Even Senate Majority Leader Mitch McConnell is shifting the blame to Donald Trump for the lengthening partial government shutdown.
McConnell isn't saying it quite that bluntly, of course. He is a politician, after all.
But the meaning is plain enough:
"I've made it clear on several occasions, and let me say it again: The Senate will not take up any proposal that does not have a real chance of passing this chamber AND getting a presidential signature," he said. The emphasis on that 'and' was McConnell's, and it offers an unmistakable signal.
Then the majority leader dished on Democrats: "Let's not waste the time. Let's not get off on the wrong foot, with House Democrats using their new platform to produce political statements rather than serious solutions."
Of McConnell's own "political statement," Senate Minority Leader Chuck Schumer, D-New York, suggested McConnell should jump on it.
"The power to end the shutdown is in two people's hands: Donald Trump and Mitch McConnell," Schumer said. "Either one of them could end the shutdown. They both should try."
Sadly the repartee and blame game won't buy groceries for the more than 800,000 furloughed or working-without-pay federal workers across the country.
Democrats wasted no time as Congress reconvened Thursday, passing a package of bills to end the shutdown by temporarily funding the Department of Homeland Security at current levels with $1.3 billion for border security. Though that is far from the $5 billion plus Trump wants for his "wall," the House package essentially mirrors the temporary funding bills passed by the Senate on a voice vote last month.
Yet McConnell says he won't won't bring the bills forward. Rather, he'll hold them hostage to give the president cover. And the president on Friday threatened Democrats that the shutdown could last "months or even years."
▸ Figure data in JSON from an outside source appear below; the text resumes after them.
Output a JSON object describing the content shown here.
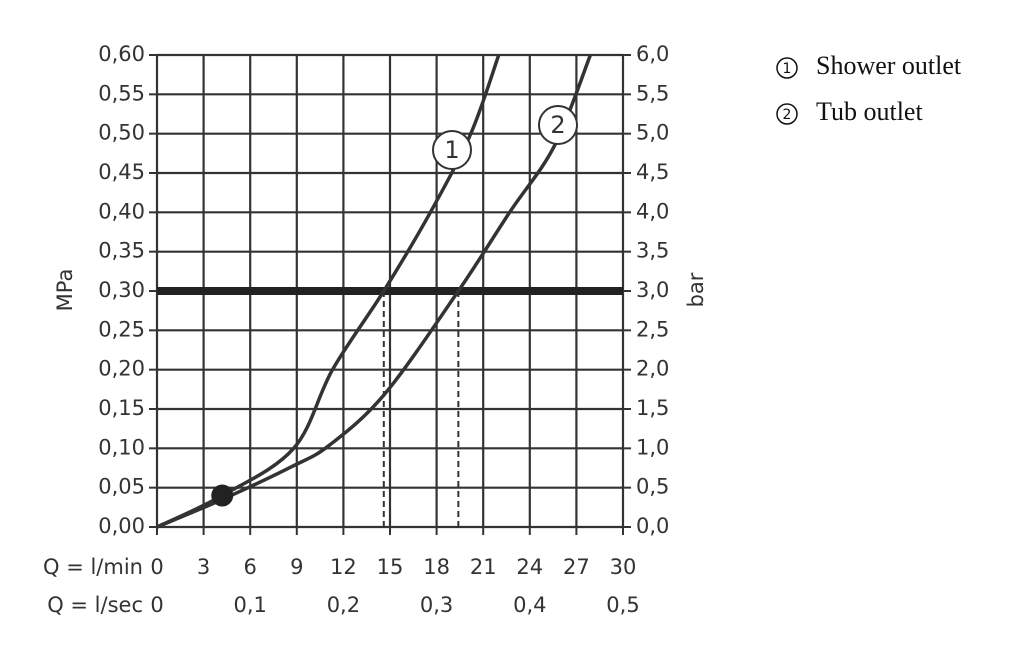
{
  "chart_data": {
    "type": "line",
    "y_label": "MPa",
    "y2_label": "bar",
    "x_label": "Q = l/min",
    "x2_label": "Q = l/sec",
    "xlim": [
      0,
      30
    ],
    "xticks": [
      0,
      3,
      6,
      9,
      12,
      15,
      18,
      21,
      24,
      27,
      30
    ],
    "x2lim": [
      0,
      0.5
    ],
    "x2ticks": [
      0,
      {
        "value": 0.1,
        "label": "0,1"
      },
      {
        "value": 0.2,
        "label": "0,2"
      },
      {
        "value": 0.3,
        "label": "0,3"
      },
      {
        "value": 0.4,
        "label": "0,4"
      },
      {
        "value": 0.5,
        "label": "0,5"
      }
    ],
    "ylim": [
      0,
      0.6
    ],
    "yticks": [
      {
        "value": 0,
        "label": "0,00"
      },
      {
        "value": 0.05,
        "label": "0,05"
      },
      {
        "value": 0.1,
        "label": "0,10"
      },
      {
        "value": 0.15,
        "label": "0,15"
      },
      {
        "value": 0.2,
        "label": "0,20"
      },
      {
        "value": 0.25,
        "label": "0,25"
      },
      {
        "value": 0.3,
        "label": "0,30"
      },
      {
        "value": 0.35,
        "label": "0,35"
      },
      {
        "value": 0.4,
        "label": "0,40"
      },
      {
        "value": 0.45,
        "label": "0,45"
      },
      {
        "value": 0.5,
        "label": "0,50"
      },
      {
        "value": 0.55,
        "label": "0,55"
      },
      {
        "value": 0.6,
        "label": "0,60"
      }
    ],
    "y2lim": [
      0,
      6
    ],
    "y2ticks": [
      {
        "value": 0,
        "label": "0,0"
      },
      {
        "value": 0.5,
        "label": "0,5"
      },
      {
        "value": 1,
        "label": "1,0"
      },
      {
        "value": 1.5,
        "label": "1,5"
      },
      {
        "value": 2,
        "label": "2,0"
      },
      {
        "value": 2.5,
        "label": "2,5"
      },
      {
        "value": 3,
        "label": "3,0"
      },
      {
        "value": 3.5,
        "label": "3,5"
      },
      {
        "value": 4,
        "label": "4,0"
      },
      {
        "value": 4.5,
        "label": "4,5"
      },
      {
        "value": 5,
        "label": "5,0"
      },
      {
        "value": 5.5,
        "label": "5,5"
      },
      {
        "value": 6,
        "label": "6,0"
      }
    ],
    "grid": true,
    "legend": "right",
    "reference_line": 0.3,
    "drop_lines": [
      14.6,
      19.4
    ],
    "highlight_point": {
      "x": 4.2,
      "y": 0.04
    },
    "series": [
      {
        "name": "Shower outlet",
        "label": "1",
        "color": "#333333",
        "x": [
          0,
          4.2,
          8.8,
          11.3,
          14.6,
          17.6,
          20.2,
          22.0
        ],
        "values": [
          0,
          0.04,
          0.1,
          0.2,
          0.3,
          0.4,
          0.5,
          0.6
        ]
      },
      {
        "name": "Tub outlet",
        "label": "2",
        "color": "#333333",
        "x": [
          0,
          4.2,
          8.6,
          11.1,
          14.7,
          19.4,
          22.7,
          25.6,
          27.9
        ],
        "values": [
          0,
          0.035,
          0.076,
          0.104,
          0.17,
          0.3,
          0.4,
          0.485,
          0.6
        ]
      }
    ]
  }
}
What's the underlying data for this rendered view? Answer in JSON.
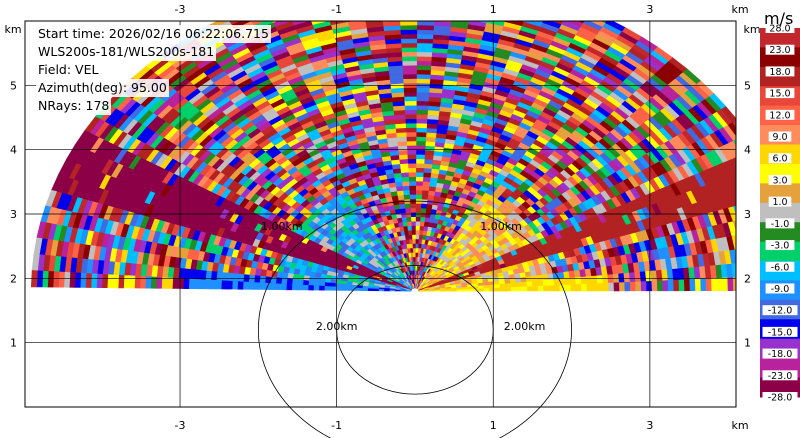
{
  "info": {
    "line1": "Start time: 2026/02/16 06:22:06.715",
    "line2": "WLS200s-181/WLS200s-181",
    "line3": "Field: VEL",
    "line4": "Azimuth(deg): 95.00",
    "line5": "NRays: 178"
  },
  "chart_data": {
    "type": "heatmap",
    "xlabel": "km",
    "ylabel": "km",
    "x_ticks": [
      "-3",
      "-1",
      "1",
      "3"
    ],
    "x_tick_values": [
      -3,
      -1,
      1,
      3
    ],
    "y_ticks": [
      "1",
      "2",
      "3",
      "4",
      "5"
    ],
    "y_tick_values": [
      1,
      2,
      3,
      4,
      5
    ],
    "xlim": [
      -4.98,
      4.1
    ],
    "ylim": [
      0,
      6
    ],
    "grid": true,
    "range_ring_labels": [
      "2.00km",
      "2.00km",
      "1.00km",
      "1.00km"
    ],
    "colorbar": {
      "title": "m/s",
      "labels": [
        "28.0",
        "23.0",
        "18.0",
        "15.0",
        "12.0",
        "9.0",
        "6.0",
        "3.0",
        "1.0",
        "-1.0",
        "-3.0",
        "-6.0",
        "-9.0",
        "-12.0",
        "-15.0",
        "-18.0",
        "-23.0",
        "-28.0"
      ],
      "colors": [
        "#c1272d",
        "#8b0000",
        "#b22222",
        "#e8473a",
        "#ff6347",
        "#ff8c5a",
        "#ffd700",
        "#ffff00",
        "#e5a13c",
        "#bfbfbf",
        "#238b22",
        "#00d06a",
        "#00bfff",
        "#1e90ff",
        "#4169e1",
        "#0000ee",
        "#9932cc",
        "#b8229c",
        "#8b0046"
      ]
    }
  }
}
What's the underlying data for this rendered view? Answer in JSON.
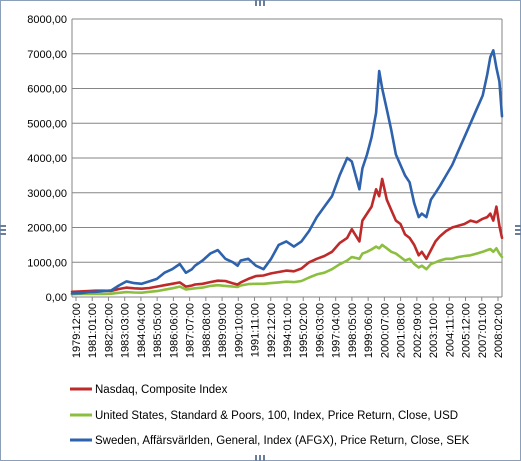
{
  "chart_data": {
    "type": "line",
    "title": "",
    "xlabel": "",
    "ylabel": "",
    "ylim": [
      0,
      8000
    ],
    "yticks": [
      "0,00",
      "1000,00",
      "2000,00",
      "3000,00",
      "4000,00",
      "5000,00",
      "6000,00",
      "7000,00",
      "8000,00"
    ],
    "x_tick_labels": [
      "1979:12:00",
      "1981:01:00",
      "1982:02:00",
      "1983:03:00",
      "1984:04:00",
      "1985:05:00",
      "1986:06:00",
      "1987:07:00",
      "1988:08:00",
      "1989:09:00",
      "1990:10:00",
      "1991:11:00",
      "1992:12:00",
      "1994:01:00",
      "1995:02:00",
      "1996:03:00",
      "1997:04:00",
      "1998:05:00",
      "1999:06:00",
      "2000:07:00",
      "2001:08:00",
      "2002:09:00",
      "2003:10:00",
      "2004:11:00",
      "2005:12:00",
      "2007:01:00",
      "2008:02:00"
    ],
    "grid": "horizontal",
    "legend_position": "bottom",
    "x": [
      1979.92,
      1980.5,
      1981,
      1981.5,
      1982,
      1982.5,
      1983,
      1983.5,
      1984,
      1984.5,
      1985,
      1985.5,
      1986,
      1986.5,
      1987,
      1987.4,
      1987.8,
      1988,
      1988.5,
      1989,
      1989.5,
      1990,
      1990.5,
      1990.8,
      1991,
      1991.5,
      1992,
      1992.5,
      1993,
      1993.5,
      1994,
      1994.5,
      1995,
      1995.5,
      1996,
      1996.5,
      1997,
      1997.5,
      1998,
      1998.3,
      1998.8,
      1999,
      1999.3,
      1999.6,
      1999.9,
      2000.1,
      2000.3,
      2000.6,
      2000.9,
      2001.2,
      2001.5,
      2001.8,
      2002.1,
      2002.4,
      2002.7,
      2002.9,
      2003.2,
      2003.5,
      2003.8,
      2004.1,
      2004.5,
      2004.9,
      2005.3,
      2005.7,
      2006.1,
      2006.5,
      2006.9,
      2007.2,
      2007.4,
      2007.6,
      2007.8,
      2008,
      2008.17
    ],
    "series": [
      {
        "name": "Nasdaq, Composite Index",
        "color": "#be2a2a",
        "values": [
          150,
          160,
          170,
          180,
          180,
          175,
          230,
          270,
          250,
          240,
          260,
          300,
          340,
          380,
          420,
          300,
          330,
          360,
          380,
          430,
          470,
          460,
          390,
          360,
          420,
          520,
          600,
          620,
          680,
          720,
          760,
          740,
          820,
          1000,
          1100,
          1180,
          1300,
          1550,
          1700,
          1950,
          1600,
          2200,
          2400,
          2600,
          3100,
          2900,
          3400,
          2800,
          2500,
          2200,
          2100,
          1800,
          1700,
          1500,
          1200,
          1300,
          1100,
          1350,
          1600,
          1750,
          1900,
          2000,
          2050,
          2100,
          2200,
          2150,
          2250,
          2300,
          2400,
          2200,
          2600,
          2050,
          1700
        ]
      },
      {
        "name": "United States, Standard & Poors, 100, Index, Price Return, Close, USD",
        "color": "#8cbf3f",
        "values": [
          80,
          85,
          90,
          90,
          85,
          95,
          120,
          140,
          130,
          125,
          150,
          170,
          210,
          250,
          300,
          220,
          240,
          250,
          270,
          320,
          340,
          320,
          300,
          290,
          330,
          370,
          380,
          380,
          400,
          420,
          440,
          430,
          460,
          560,
          650,
          700,
          800,
          940,
          1050,
          1150,
          1100,
          1250,
          1300,
          1370,
          1450,
          1400,
          1500,
          1400,
          1300,
          1250,
          1150,
          1050,
          1100,
          950,
          850,
          900,
          800,
          950,
          1000,
          1050,
          1100,
          1100,
          1150,
          1180,
          1200,
          1250,
          1300,
          1350,
          1380,
          1300,
          1400,
          1250,
          1150
        ]
      },
      {
        "name": "Sweden, Affärsvärlden, General, Index (AFGX), Price Return, Close, SEK",
        "color": "#2e62ac",
        "values": [
          100,
          110,
          140,
          150,
          170,
          190,
          330,
          450,
          400,
          380,
          450,
          520,
          700,
          800,
          950,
          700,
          800,
          900,
          1050,
          1250,
          1350,
          1100,
          1000,
          900,
          1050,
          1100,
          900,
          800,
          1100,
          1500,
          1600,
          1450,
          1600,
          1900,
          2300,
          2600,
          2900,
          3500,
          4000,
          3900,
          3100,
          3700,
          4100,
          4600,
          5300,
          6500,
          6000,
          5400,
          4800,
          4100,
          3800,
          3500,
          3300,
          2700,
          2300,
          2400,
          2300,
          2800,
          3000,
          3200,
          3500,
          3800,
          4200,
          4600,
          5000,
          5400,
          5800,
          6400,
          6900,
          7100,
          6600,
          6200,
          5200
        ]
      }
    ]
  }
}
Not all Republicans are good with that.
"I'm not saying their whole plan is a valid plan, but I see no reason why the bills that are ready to go, and on which we've achieved an agreement, should be held hostage to this debate over border security," said Sen. Susan Collins, R-Maine.
Tennessee's Sen. Lamar Alexander offered three ideas for compromise to end the shutdown, including going "really big" on the underlying dispute by "creating a legal immigration system that secures our borders and defines legal status for those already here."
Alexander, in an op-ed column published Wednesday in the Washington Post, noted that in 2013, 68 senators — and all 54 Democrats — voted for that "really big" option that included more than $40 billion and many other provisions to secure our borders. The GOP-controlled House refused to take it up.
Alexander's other two options were to "go small" and give the president the $1.6 billion he asked for in this year's budget request, which the bipartisan Senate Appropriations Committee approved, and provide an additional $1 billion to improve border security at ports of entry, which he says everyone concedes is needed.
Alexander's third option was a middle-ground approach: "Pass the bill that 54 senators voted for last February, which combined a solution for children brought to the United States illegally (Deferred Action for Childhood Arrivals, or DACA) and $25 billion in appropriated funding for border security over 10 years. The bill failed [in February] only because of last-minute White House opposition."
Alexander was kind to the president in that comment. Trump backed out at the last minute — a move many believed the president thought would help him in elections: He would use the missing wall against Democrats. So much for that idea.
Sen. Lindsey Graham, R-South Carolina, also has floated a DACA/wall compromise. But Graham is almost as wishy-washy as Trump. On Wednesday, Graham told Fox's Sean Hannity that if Trump "gives in now, that's the end of 2019 in terms of him being an effective president. ... That's probably the end of his presidency. Donald Trump has made a promise to the American people: He's going to secure our border."
Last month, the same Lindsey Graham said that Trump's wall was a "metaphorical" wall.
We get it: We taxpayers will pay "metaphorical" dollars for that "metaphorical" wall that Mexico was "metaphorically" going to pay for.